Big data comes with big storage requirements. As data warehouses scale to handle petabytes of information, efficient storage and fast retrieval become critical. Hive offers a variety of data compression techniques to address these challenges — reducing storage costs and speeding up query performance.

In this guide, we’ll explore how to use compression in Apache Hive, understand supported formats and codecs, and learn best practices for applying compression in real-world analytics workloads.


Why Use Compression in Hive?

Benefits of data compression:

  • Reduced HDFS storage footprint
  • Lower I/O costs during query execution
  • Faster data transfer over network
  • Better performance when combined with vectorized execution

Compression is especially useful for large columnar datasets stored in ORC or Parquet formats.

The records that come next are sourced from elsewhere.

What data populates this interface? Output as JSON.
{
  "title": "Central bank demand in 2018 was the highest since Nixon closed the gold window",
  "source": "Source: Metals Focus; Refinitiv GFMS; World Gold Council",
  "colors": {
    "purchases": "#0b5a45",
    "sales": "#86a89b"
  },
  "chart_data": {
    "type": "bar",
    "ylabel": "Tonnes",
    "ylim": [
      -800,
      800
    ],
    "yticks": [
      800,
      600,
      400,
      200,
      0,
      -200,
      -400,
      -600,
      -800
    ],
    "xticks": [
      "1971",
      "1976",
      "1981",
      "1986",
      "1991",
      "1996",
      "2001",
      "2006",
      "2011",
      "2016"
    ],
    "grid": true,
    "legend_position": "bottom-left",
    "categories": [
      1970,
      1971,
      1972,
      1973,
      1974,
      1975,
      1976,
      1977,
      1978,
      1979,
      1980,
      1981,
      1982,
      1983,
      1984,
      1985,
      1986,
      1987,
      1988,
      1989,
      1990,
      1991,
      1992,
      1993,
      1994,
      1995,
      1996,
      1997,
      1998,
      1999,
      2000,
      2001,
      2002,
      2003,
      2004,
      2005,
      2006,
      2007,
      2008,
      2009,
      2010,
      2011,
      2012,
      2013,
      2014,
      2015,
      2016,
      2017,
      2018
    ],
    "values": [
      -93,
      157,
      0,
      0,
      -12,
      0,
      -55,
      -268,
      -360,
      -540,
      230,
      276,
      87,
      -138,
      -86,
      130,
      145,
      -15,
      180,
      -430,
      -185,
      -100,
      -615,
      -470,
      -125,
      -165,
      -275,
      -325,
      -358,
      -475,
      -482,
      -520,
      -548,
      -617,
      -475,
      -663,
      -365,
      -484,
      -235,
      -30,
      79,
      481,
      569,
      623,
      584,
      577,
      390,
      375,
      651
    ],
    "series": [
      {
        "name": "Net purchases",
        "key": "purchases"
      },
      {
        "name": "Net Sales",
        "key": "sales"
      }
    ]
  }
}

File Formats and Compression Compatibility

Hive supports various file formats — and each supports different compression codecs.

Format Compression Support Recommended Codec
ORC Native + Zlib, Snappy Zlib or Snappy
Parquet Native + Snappy, Gzip Snappy
Text Gzip, Bzip2 Gzip
Avro Deflate, Snappy Snappy
RCFile Gzip, Bzip2, Snappy Snappy

For analytics, ORC with Zlib or Snappy is generally the best combination for Hive performance.


Compressing ORC Tables

ORC supports built-in lightweight compression. Use Snappy for speed or Zlib for better compression ratios.

CREATE TABLE logs_orc (
user_id STRING,
action STRING,
event_time TIMESTAMP
)
STORED AS ORC
TBLPROPERTIES ("orc.compress" = "SNAPPY");

Alternatively, set compression globally:

SET hive.exec.compress.output=true;
SET hive.exec.orc.default.compress=SNAPPY;

Other valid values: ZLIB, NONE


Compressing Parquet Tables

Parquet also supports built-in compression. To use Snappy:

CREATE TABLE user_parquet (
user_id STRING,
name STRING
)
STORED AS PARQUET
TBLPROPERTIES ("parquet.compression" = "SNAPPY");

Global config:

SET parquet.compression=SNAPPY;

Parquet with Snappy is ideal for fast analytics and BI workloads using Presto or Hive.


Compressing Text-Based Tables

For legacy systems using text files:

SET mapreduce.output.fileoutputformat.compress=true;
SET mapreduce.output.fileoutputformat.compress.codec=org.apache.hadoop.io.compress.GzipCodec;

Then create the table and insert:

CREATE TABLE raw_logs (
line STRING
)
ROW FORMAT DELIMITED
FIELDS TERMINATED BY '\t'
STORED AS TEXTFILE;

Use compressed inserts during ETL.


Compressing Output from Hive Queries

Enable compression for Hive query results (e.g., when writing to HDFS or exporting):

SET hive.exec.compress.output=true;
SET mapreduce.output.fileoutputformat.compress=true;
SET mapreduce.output.fileoutputformat.compress.codec=org.apache.hadoop.io.compress.SnappyCodec;

To write compressed results into another table:

INSERT OVERWRITE TABLE compressed_sales
SELECT * FROM sales;

Ensure target table format supports compression.


Compression and Performance Trade-offs

Codec Compression Ratio Compression Speed Decompression Speed Use Case
Snappy Medium Very Fast Very Fast Interactive queries, ETL
Zlib High Slow Medium Archival, batch workloads
Gzip High Slow Slow Legacy tools, export
Bzip2 Very High Very Slow Slow Rarely used

Use Snappy for performance, Zlib for space efficiency, and avoid Bzip2 for most scenarios.


Best Practices for Hive Compression

  • Use ORC or Parquet formats instead of Text or CSV
  • Prefer Snappy for performance and Zlib for compact storage
  • Set compression settings globally in hive-site.xml or dynamically per table
  • Use vectorized reads for ORC and Parquet tables
  • Combine compression with partitioning and bucketing for optimal performance
  • Periodically run compaction to avoid small files in transactional tables

Conclusion

Data compression in Hive is a powerful tool for managing large datasets efficiently. Whether you’re storing logs, transactions, or aggregated metrics, using the right file format and compression codec can greatly reduce your storage costs and speed up analytics.

By following best practices and understanding the trade-offs, you can design a Hive-based data warehouse that is both cost-effective and high-performing.